A free webinar sponsored by IMMI/SafeGuard provided a former transportation director’s experiences and lessons learned when implementing school bus lap/shoulder seat belts.
Monica Coburn is the student transportation account manager for the SafeGuard school bus seating and occupant restraint brand, as well as a past-president of the School Transportation Association of Indiana. She commented that many districts, like 18 currently in Indiana, have voluntarily moved to lap/shoulder seat belts without a state law mandating them to do so. But districts looking at implementing the occupant restraints should take into consideration several issues before moving forward, so they can ensure the program’s success.
Before Coburn joined SafeGuard, she led district transportation operations for nearly 15 years at Bartholomew Consolidated School Corp., Franklin Township Community School Corp. and Indianapolis Public Schools, as well as having coordinated Head Start transportation in South Dakota. Prior to that, Coburn spent nearly as much time behind the wheel of a school bus.
“I definitely know the feel for sitting in the seat and the seat behind the desk,” she told attendees on Tuesday, adding that she is passionate about lap/shoulder seat belts and how they complete school bus compartmentalization.
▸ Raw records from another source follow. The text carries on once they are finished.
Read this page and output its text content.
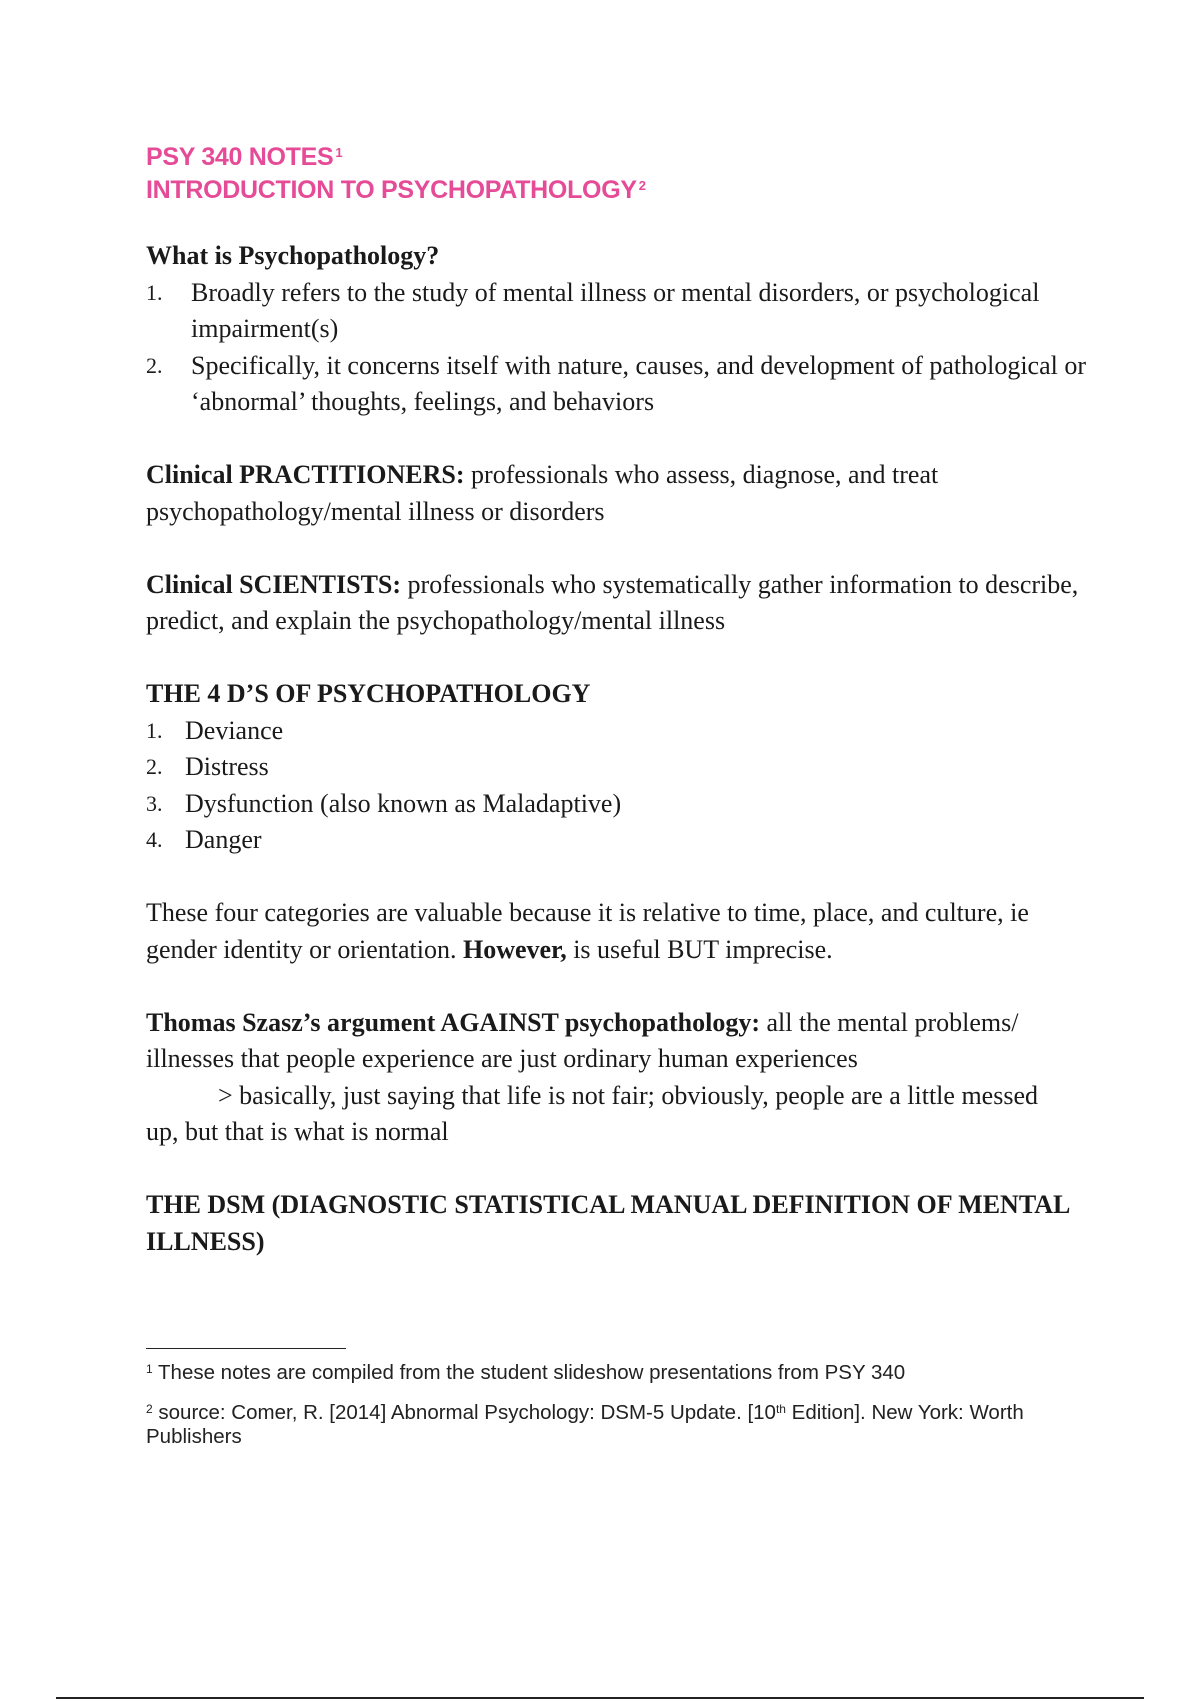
PSY 340 NOTES $^1$
INTRODUCTION TO PSYCHOPATHOLOGY $^2$
What is Psychopathology?
1. Broadly refers to the study of mental illness or mental disorders, or psychological impairment(s)
2. Specifically, it concerns itself with nature, causes, and development of pathological or ‘abnormal’ thoughts, feelings, and behaviors

Clinical PRACTITIONERS: professionals who assess, diagnose, and treat psychopathology/mental illness or disorders

Clinical SCIENTISTS: professionals who systematically gather information to describe, predict, and explain the psychopathology/mental illness

THE 4 D’S OF PSYCHOPATHOLOGY
1. Deviance
2. Distress
3. Dysfunction (also known as Maladaptive)
4. Danger

These four categories are valuable because it is relative to time, place, and culture, ie gender identity or orientation. However, is useful BUT imprecise.

Thomas Szasz’s argument AGAINST psychopathology: all the mental problems/ illnesses that people experience are just ordinary human experiences
> basically, just saying that life is not fair; obviously, people are a little messed
up, but that is what is normal

THE DSM (DIAGNOSTIC STATISTICAL MANUAL DEFINITION OF MENTAL ILLNESS)

$^1$ These notes are compiled from the student slideshow presentations from PSY 340

$^2$ source: Comer, R. [2014] Abnormal Psychology: DSM-5 Update. [10th Edition]. New York: Worth Publishers
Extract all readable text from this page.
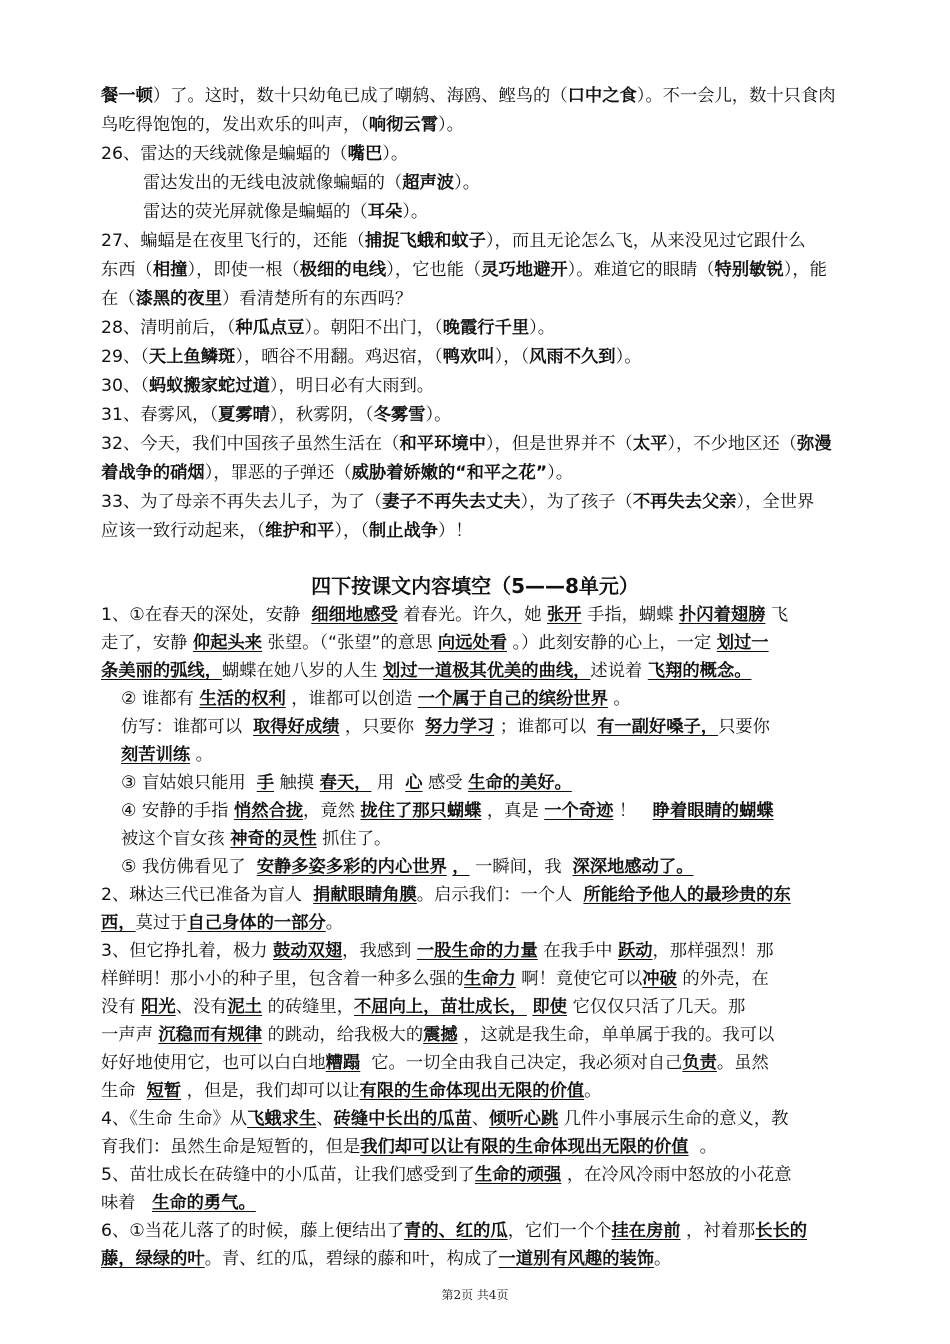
餐一顿）了。这时，数十只幼龟已成了嘲鸫、海鸥、鲣鸟的（口中之食）。不一会儿，数十只食肉
鸟吃得饱饱的，发出欢乐的叫声，（响彻云霄）。
26、雷达的天线就像是蝙蝠的（嘴巴）。
雷达发出的无线电波就像蝙蝠的（超声波）。
雷达的荧光屏就像是蝙蝠的（耳朵）。
27、蝙蝠是在夜里飞行的，还能（捕捉飞蛾和蚊子），而且无论怎么飞，从来没见过它跟什么
东西（相撞），即使一根（极细的电线），它也能（灵巧地避开）。难道它的眼睛（特别敏锐），能
在（漆黑的夜里）看清楚所有的东西吗？
28、清明前后，（种瓜点豆）。朝阳不出门，（晚霞行千里）。
29、（天上鱼鳞斑），晒谷不用翻。鸡迟宿，（鸭欢叫），（风雨不久到）。
30、（蚂蚁搬家蛇过道），明日必有大雨到。
31、春雾风，（夏雾晴），秋雾阴，（冬雾雪）。
32、今天，我们中国孩子虽然生活在（和平环境中），但是世界并不（太平），不少地区还（弥漫
着战争的硝烟），罪恶的子弹还（威胁着娇嫩的“和平之花”）。
33、为了母亲不再失去儿子，为了（妻子不再失去丈夫），为了孩子（不再失去父亲），全世界
应该一致行动起来，（维护和平），（制止战争）！
四下按课文内容填空（5——8单元）
1、①在春天的深处，安静 细细地感受 着春光。许久，她 张开 手指，蝴蝶 扑闪着翅膀 飞
走了，安静 仰起头来 张望。（“张望”的意思 向远处看 。）此刻安静的心上，一定 划过一
条美丽的弧线，蝴蝶在她八岁的人生 划过一道极其优美的曲线，述说着 飞翔的概念。
② 谁都有 生活的权利 ，谁都可以创造 一个属于自己的缤纷世界 。
仿写：谁都可以 取得好成绩 ，只要你 努力学习 ；谁都可以 有一副好嗓子，只要你
刻苦训练 。
③ 盲姑娘只能用 手 触摸 春天， 用 心 感受 生命的美好。
④ 安静的手指 悄然合拢，竟然 拢住了那只蝴蝶 ，真是 一个奇迹 ！ 睁着眼睛的蝴蝶
被这个盲女孩 神奇的灵性 抓住了。
⑤ 我仿佛看见了 安静多姿多彩的内心世界 ， 一瞬间，我 深深地感动了。
2、琳达三代已准备为盲人 捐献眼睛角膜。启示我们：一个人 所能给予他人的最珍贵的东
西，莫过于自己身体的一部分。
3、但它挣扎着，极力 鼓动双翅，我感到 一股生命的力量 在我手中 跃动，那样强烈！那
样鲜明！那小小的种子里，包含着一种多么强的生命力 啊！竟使它可以冲破 的外壳，在
没有 阳光、没有泥土 的砖缝里，不屈向上，苗壮成长， 即使 它仅仅只活了几天。那
一声声 沉稳而有规律 的跳动，给我极大的震撼 ，这就是我生命，单单属于我的。我可以
好好地使用它，也可以白白地糟蹋 它。一切全由我自己决定，我必须对自己负责。虽然
生命 短暂 ，但是，我们却可以让有限的生命体现出无限的价值。
4、《生命 生命》从飞蛾求生、砖缝中长出的瓜苗、倾听心跳 几件小事展示生命的意义，教
育我们：虽然生命是短暂的，但是我们却可以让有限的生命体现出无限的价值 。
5、苗壮成长在砖缝中的小瓜苗，让我们感受到了生命的顽强 ，在冷风冷雨中怒放的小花意
味着 生命的勇气。
6、①当花儿落了的时候，藤上便结出了青的、红的瓜，它们一个个挂在房前 ，衬着那长长的
第2页 共4页
藤，绿绿的叶。青、红的瓜，碧绿的藤和叶，构成了一道别有风趣的装饰。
It was at Bartholomew Consolidated in Columbus, Indiana, that Coburn oversaw the first public school implementation of school bus three-point belts. She said she was initially “dead-set” against the seat belts for all the reasons cited by opponents: They reduce passenger capacity, they cost too much with no benefit, they can be used as weapons, and they hinder evacuation. But she changed her tune after attending a National Association for Pupil Transportation conference a decade ago.
“I listened to two parents who were speaking about the daughter they had who lost her arm in a (Beaumont, Texas sports trip) bus accident, and her best friend was a fatality. I was sitting there thinking, ‘Why am I in here? Why am I listening to this? Compartmentalization works,’” she recalled. “The further they got into their story, the more compelled I was to think that I need to keep an open mind.”
At the NAPT Trade Show, she also looked at lap/shoulder belts on display, saw first-hand how three/two passenger seating works, and realized that the retractable belts can’t be used as weapons by students. But the most compelling evidence, she said, was that the new manufacturing of bus seats with lap/shoulder belts maintains compartmentalization for students who choose not to buckle up. She also watched video from real school bus routes and witnessed a live crash test that showed how unbelted students become projectiles during a crash, and how belted students remain in their seats.
But the tipping point was an incident later that school year at Bartholomew in which the school bus driver was navigating a hill and lost control. No students were on board but a monitor was. She said video showed the monitor trying to hold on to the bus seats. The bus hit an embankment and threw the monitor across the seats. Coburn added the incident cost the district hundreds of thousands of dollars.
“I couldn’t come up with a good reason to tell a parent that we choose not to go with the new technology,” she said.
She said the key to success with lap/shoulder belts is to first make a decision to adopt the occupant restraints, make a plan and implement the plan. That first requires working with safety training coordinators and convincing them about the benefits, as well as educating school administrators and state legislators. School districts also need to work with the CFO, the school attorney on liability and finally the school board.
But most importantly, Coburn advised that the school bus drivers need to be made aware of the benefits, be trained on the occupant restraints and be given data on how the seat belts can actually reduce their liability on routes.
Once approved, Coburn said districts need to continue with driver training, put together the implementation plan and determine where the equipped buses will be used. Other tips she gave were to send letters home to parents, make changes in student handbooks on usage and create disciplinary procedures for when student don’t wear the belts.
In terms of cost, Coburn said she also discovered that lap/shoulder seat belts could actually help her district save money. They forced her to reevaluate the types of buses the district actually needed based on the routes they serviced and to weigh the safety provided by the seat belts vs. the comfort of air conditioning, for example.
She also said lap/shoulder seat belts showed an “amazing change” in student behavior compared to when students aren’t buckled up. She added that she employed school bus drivers who were staunch opponents of the seat belts, until they drove routes during Bartholomew’s pilot program with the belts installed on the bus and witnessed the improvement.
Tuesday’s webinar is recorded and available for 24/7 viewing.